Junior Zane Westerlund delivers another powerful performance in boys volleyball 3-0 win vs. visiting Boone Grove and looks to keep his role going today vs. Hebron, another 5 p.m. start at home

Chesterton junior Zane Westerlund executes yet another killer hit in 3-0 win vs. Boone Grove.
Tom Keegan
Onwardtrojans.com
The spotlight shines on eight senior night honorees when the Chesterton boys volleyball team plays its fifth match in six days today at home vs. Hebron.
Carson Chaffee, Randy Deutscher, Caden Koedyker, Adam LeNeave, Zach Marchese, Bryce Sartin, Keith Ward and Jackson Whalen will be showered with pregame love and then the varsity squads take the floor at 5 p.m.
At that point, the spotlight likely will shift to the undefeated team’s skywalkers on the front row, led by junior Zane Westerlund, with adrenaline-charging moments also supplied by Deutscher and junior Peyton Dilbeck.
Westerlund consistently has delivered such exciting, efficient performances that it’s easy for the mind to wander to a compelling question: Are we looking at someone who could graduate from Chesterton as a rare two-sport all-state athlete?
Over and over, Westerlund peppered the floor with searing, accurate shots in a 3-0 win Wednesday night over visiting Boone Grove.
Deutscher had some loud moments as well in helping the Trojans to deliver a 25-19, 25-16, 25-17 sweep.
A junior all-state linebacker, Westerlund had the hot hand from the start.
“I was feeling pretty good today,” Westerlund said after the match. “I felt on it. Mentally, I was just there, so I was just doing what I wanted to do.

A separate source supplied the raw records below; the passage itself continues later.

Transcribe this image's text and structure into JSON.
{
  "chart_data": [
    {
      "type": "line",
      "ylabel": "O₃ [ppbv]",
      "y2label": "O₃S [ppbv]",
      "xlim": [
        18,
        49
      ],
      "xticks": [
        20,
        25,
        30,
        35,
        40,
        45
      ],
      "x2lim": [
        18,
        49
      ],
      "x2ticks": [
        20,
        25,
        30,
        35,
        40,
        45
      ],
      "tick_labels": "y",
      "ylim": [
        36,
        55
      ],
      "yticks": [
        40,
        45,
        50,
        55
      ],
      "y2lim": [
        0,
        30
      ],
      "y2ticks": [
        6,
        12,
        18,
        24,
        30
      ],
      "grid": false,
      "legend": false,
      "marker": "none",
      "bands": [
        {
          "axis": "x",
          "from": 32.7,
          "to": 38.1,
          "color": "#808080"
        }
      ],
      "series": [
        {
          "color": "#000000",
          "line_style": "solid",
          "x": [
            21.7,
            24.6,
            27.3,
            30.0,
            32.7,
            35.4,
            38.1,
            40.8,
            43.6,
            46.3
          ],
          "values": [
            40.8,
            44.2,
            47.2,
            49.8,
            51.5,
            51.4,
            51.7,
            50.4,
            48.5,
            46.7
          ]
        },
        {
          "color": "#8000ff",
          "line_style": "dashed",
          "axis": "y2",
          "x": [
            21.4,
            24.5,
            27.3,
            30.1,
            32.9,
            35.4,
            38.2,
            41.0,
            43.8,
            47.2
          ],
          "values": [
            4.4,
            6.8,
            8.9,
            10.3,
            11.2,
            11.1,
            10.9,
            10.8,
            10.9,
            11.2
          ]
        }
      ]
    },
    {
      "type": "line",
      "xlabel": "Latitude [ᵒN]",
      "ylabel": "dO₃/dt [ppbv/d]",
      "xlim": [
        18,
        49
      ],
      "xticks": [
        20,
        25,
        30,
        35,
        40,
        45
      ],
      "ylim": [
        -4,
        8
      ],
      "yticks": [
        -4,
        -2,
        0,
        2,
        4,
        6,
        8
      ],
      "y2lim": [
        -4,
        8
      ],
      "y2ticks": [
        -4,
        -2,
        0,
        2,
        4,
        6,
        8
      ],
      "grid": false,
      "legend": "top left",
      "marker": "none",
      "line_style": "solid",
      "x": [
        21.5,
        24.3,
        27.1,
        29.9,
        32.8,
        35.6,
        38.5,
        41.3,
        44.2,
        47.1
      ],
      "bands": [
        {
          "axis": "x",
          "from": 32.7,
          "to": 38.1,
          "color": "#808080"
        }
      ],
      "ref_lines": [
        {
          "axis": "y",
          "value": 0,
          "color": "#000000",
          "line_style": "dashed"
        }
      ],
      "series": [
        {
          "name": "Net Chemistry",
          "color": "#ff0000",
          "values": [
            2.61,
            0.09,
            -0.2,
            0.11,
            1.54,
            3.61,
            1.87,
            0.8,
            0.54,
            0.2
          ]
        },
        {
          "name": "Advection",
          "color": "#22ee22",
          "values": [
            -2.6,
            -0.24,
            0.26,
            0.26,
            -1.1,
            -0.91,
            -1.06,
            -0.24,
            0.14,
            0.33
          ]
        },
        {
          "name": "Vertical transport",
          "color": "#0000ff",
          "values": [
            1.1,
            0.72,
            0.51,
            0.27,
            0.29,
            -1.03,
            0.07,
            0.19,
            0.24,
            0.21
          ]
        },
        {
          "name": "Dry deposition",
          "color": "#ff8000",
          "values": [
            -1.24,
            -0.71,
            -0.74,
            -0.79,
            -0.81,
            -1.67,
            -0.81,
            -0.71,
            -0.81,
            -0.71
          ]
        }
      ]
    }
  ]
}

That’s what I love about volleyball. It’s such a mental game. If you can just get in the right head space, it’s fun. It’s awesome.”
Human nature is such that the mind won’t feel the same every day, so Westerlund tries his best to make everything he can control the same as the last time so that he can find the sort of mental space he had Wednesday.
“I try to get into a routine, eat the same thing, stretch the same way,” he said.
Also, maturity has given him the discipline to resist the temptation to break the floor during warmups.
“I try to conserve myself when I’m warming up and just try to have a routine and stick to it,” Westerlund said. “It’s so fun, just freaking coming and killing it, but I have to conserve my energy. I get a couple of bangouts, then after that I’m like, ‘All right, better conserve it.’ Last year I would come out and start swinging crazy. Now I’m more conservative, smarter with my warmup.”
Head coach Cathy Dilbeck has a lot of work to do in trying to instill volleyball fundamentals into players who almost to a man took up the sport in high school because organized leagues at younger ages were an option almost exclusively for girls because boys volleyball didn't become an IHSAA sanctioned sport until last year. Meanwhile, she’s enjoying the luxury of coaching skywalkers.
“You just have to get the ball in the air and Zane’s such a powerhouse he’s just hard to stop,” the coach said. “He can touch, what, 10-10? Randy touches 11-6. You’ve got to get up on those guys, so if they’re able to turn it around the block, it’s going to be hard to defend.”
In learning the finer points of the sport, it helps to do it together with players who were friends before they were volleyball teammates. Senior Caden Koedyker and juniors Dilbeck, Elliot Mehling and Westerlund all are football players. Dilbeck, Mehling and Westerlund were teammates on the intramural basketball championship team this past winter, a reprise of a freshman team that per Peyton Dilbeck's recollection went 21-3 playing for Coach Drew Boetel.
The players weren't sure of how many games they played during the intramural team but all know they went undefeated.
Westerlund: “Elliot, what was our record again?”
Mehling: “Undefeated. I think nine, maybe 10 games.”
Westerlund: “I think it was 9-0. The championship game was the closest. We were down by 10 at halftime, came back and won.”
Undefeated in the winter and undefeated less than a week into the spring season, Westerlund’s off to a great start climbing air ladders and sending crowds soaring.